Knox had been making regular visits like this since he’d finished his doctorate and begun working for the Congregation. Much had changed in their world since World War II, and the Congregation’s administrative structure had adjusted to the times. With the transportation revolution of the nineteenth century, trains and roads allowed a new style of governance, with each species policing its own kind rather than overseeing a geographic location. It meant a lot of traveling and letter writing, both possible in the Age of Steam. Philippe de Clermont had been instrumental in modernizing the Congregation’s operations, though Knox had long suspected he did it more to protect vampire secrets than to promote progress.
Then the world wars disrupted communications and transportation networks, and the Congregation reverted to its old ways. It was more sensible to break up the globe into slices than to crisscross it tracking down a specific individual accused of wrongdoing. No one would have dared to suggest such a radical change when Philippe was alive. Happily, the former head of the de Clermont family was no longer around to resist. The Internet and e-mail threatened to make such trips unnecessary, but Knox liked tradition.

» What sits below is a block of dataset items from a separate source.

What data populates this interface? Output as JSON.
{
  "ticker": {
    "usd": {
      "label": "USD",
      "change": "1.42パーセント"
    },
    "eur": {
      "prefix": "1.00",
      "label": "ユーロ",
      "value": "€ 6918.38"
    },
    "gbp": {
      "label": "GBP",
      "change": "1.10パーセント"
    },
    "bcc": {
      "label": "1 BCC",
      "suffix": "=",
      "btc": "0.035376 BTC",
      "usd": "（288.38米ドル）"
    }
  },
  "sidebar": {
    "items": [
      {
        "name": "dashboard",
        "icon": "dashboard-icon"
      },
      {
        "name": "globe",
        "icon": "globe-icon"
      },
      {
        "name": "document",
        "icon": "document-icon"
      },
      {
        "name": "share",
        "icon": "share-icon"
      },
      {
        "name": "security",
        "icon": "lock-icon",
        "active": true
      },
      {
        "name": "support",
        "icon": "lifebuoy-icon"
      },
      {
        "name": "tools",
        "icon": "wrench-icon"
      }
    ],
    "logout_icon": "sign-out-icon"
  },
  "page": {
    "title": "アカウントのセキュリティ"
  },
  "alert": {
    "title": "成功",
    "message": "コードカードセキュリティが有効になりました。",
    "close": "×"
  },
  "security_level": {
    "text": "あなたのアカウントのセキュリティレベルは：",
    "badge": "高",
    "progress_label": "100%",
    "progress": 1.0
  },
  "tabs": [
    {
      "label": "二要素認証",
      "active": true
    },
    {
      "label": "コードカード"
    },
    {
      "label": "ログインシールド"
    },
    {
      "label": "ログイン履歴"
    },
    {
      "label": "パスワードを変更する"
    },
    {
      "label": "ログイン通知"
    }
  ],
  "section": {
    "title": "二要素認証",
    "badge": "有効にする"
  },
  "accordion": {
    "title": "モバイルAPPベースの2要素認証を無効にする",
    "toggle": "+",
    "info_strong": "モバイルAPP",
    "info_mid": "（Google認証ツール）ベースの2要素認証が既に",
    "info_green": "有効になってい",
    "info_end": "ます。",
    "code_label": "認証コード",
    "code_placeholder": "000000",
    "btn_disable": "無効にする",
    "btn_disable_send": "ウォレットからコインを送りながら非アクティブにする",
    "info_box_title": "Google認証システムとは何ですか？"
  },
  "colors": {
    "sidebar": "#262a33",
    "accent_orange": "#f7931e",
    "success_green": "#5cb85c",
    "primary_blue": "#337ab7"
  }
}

Knox’s mole at the Strahov Library was a middle-aged man named Pavel Skovajsa. He was brown all over, like foxed paper, and wore a pair of Communist-era glasses that he refused to replace, though it was unclear whether his reluctance was for historical or sentimental reasons. Usually the two men met in the monastery brewery, which had gleaming copper tanks and served an excellent amber beer named after St. Norbert, whose earthly remains rested nearby.
But this year Skovajsa had actually found something.
“It is a letter. In Hebrew,” Skovajsa had whispered down the phone line. He was suspicious of new technology, didn’t have a cell phone, and detested e-mail. That’s why he was employed in the conservation department, where his idiosyncratic approach to knowledge wouldn’t slow the library’s steady march toward modernity.